A 'weirdo' woman's anti-harassment mission
Sexual harassment of women on public transport is a problem in China, as elsewhere, but after the authorities turned down one woman's request to highlight the issue she began her own unique campaign.
Leilei Zhang recalls being on a public bus as a young girl when a man gripped her hand, glared at her and refused to let go.
It was a frightening experience and years later, with the determination to raise public awareness, she began a crowd-funding campaign to raise money for what could have been China's first public anti-sexual harassment advertisement.
She approached the authorities of her home city, Guangzhou, who did not want to take on the advertising for fear it would panic the public. So she decided to become a walking advertisement herself.
Describing herself as a "weirdo" with pink hair and a pink outfit, she wanders around public areas in Guangzhou wearing billboards warning of the dangers of sexual harassment on public transport.
But she also printed and delivered 100 similar billboards to volunteers around China asking them to post on social media a picture of themselves with the billboard near recognisable landmarks and in public transport to support the cause.
The hashtag #Iamabillboardonthemove and #Walkingagainstsexualharassment started trending on China's Twitter-like Weibo site, as people shared their experiences.
Their responses, she says, taught her so much about China. Here are some of their stories:
Miss Shi, 24, walked around Beijing with the billboard, but nobody wanted to talk
I felt like bursting into tears after 34 attempts to get people to engage with the billboard ended in failure.
One man even asked me: "I am a man, why are you coming to me?". Or: "Isn't it inappropriate to talk to me for this topic?" Someone pretended not to see my billboard and waved me away.
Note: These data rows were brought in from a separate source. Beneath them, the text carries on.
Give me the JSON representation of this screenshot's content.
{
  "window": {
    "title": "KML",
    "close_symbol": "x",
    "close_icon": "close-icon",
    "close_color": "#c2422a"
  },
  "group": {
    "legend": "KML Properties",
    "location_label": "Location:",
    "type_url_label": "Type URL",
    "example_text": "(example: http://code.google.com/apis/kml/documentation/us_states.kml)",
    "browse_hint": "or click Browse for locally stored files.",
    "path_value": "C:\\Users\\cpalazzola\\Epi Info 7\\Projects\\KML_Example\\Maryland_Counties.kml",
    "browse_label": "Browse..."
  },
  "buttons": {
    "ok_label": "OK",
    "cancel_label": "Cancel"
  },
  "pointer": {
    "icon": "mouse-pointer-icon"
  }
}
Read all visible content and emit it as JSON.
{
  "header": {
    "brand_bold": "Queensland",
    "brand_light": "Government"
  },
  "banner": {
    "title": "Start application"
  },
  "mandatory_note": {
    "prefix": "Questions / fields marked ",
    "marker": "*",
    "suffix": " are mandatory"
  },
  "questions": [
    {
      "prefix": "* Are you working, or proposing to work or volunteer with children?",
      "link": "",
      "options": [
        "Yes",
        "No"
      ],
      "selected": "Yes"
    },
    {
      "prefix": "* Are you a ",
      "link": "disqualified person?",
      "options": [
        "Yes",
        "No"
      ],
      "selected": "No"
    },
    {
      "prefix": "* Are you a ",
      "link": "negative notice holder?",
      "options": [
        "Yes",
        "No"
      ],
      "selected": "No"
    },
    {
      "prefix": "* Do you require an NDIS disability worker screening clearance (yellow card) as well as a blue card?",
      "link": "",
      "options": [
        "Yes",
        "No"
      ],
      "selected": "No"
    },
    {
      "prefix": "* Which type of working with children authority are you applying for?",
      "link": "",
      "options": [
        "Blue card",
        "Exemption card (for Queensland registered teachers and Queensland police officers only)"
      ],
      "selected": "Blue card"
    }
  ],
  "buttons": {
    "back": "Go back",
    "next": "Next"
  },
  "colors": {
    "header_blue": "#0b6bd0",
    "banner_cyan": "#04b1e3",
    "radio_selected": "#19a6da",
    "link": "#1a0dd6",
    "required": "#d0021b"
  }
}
I'm not good at communicating with people but I do think this will make me braver.
Miss Hu, a student from Nanjing, regrets never speaking out about her harassment
I wanted to stand up and encourage more women to say no to sexual harassment because I regretted staying silent about my experience.
On a rainy night last year, a man rubbed his hand against my leg on a crowded bus. Even after I moved around, he kept touching my leg.
I didn't shout out because I was too scared. I was alone and feared a backlash if I exposed him immediately there on the bus.
Xie Shuang, felt proud to stand out and make a statement in Shanghai
Holding the billboard in a Shanghai metro, when you are packed in like sardines, is very difficult. I nearly broke the billboard during rush hour.
I thought carrying the bright yellow board around would have got a lot of attention, but I was wrong. Everyone glued themselves to their phone screens!
I've studied in the UK and knew it's ordinary to protest and strike so I felt so proud to walk out in Shanghai and make my voice heard.
So what happens now?
In June Ms Zhang will send all the pictures and stories she has collected throughout the month to China's Ministry of Transport and also Guangzhou's local transport authority to pressure them to carry on the campaign.
She has met with some resistance, for example, one campaign introduction article on China's WeChat public messaging platform was mysteriously deleted.
But how effective can she really be even with more volunteers?
"Although my efforts might seem small, this is something I believe in," she said.
She says the stories and experiences she has uncovered from her volunteers prove that no matter how small-scale it is a campaign worth pursuing.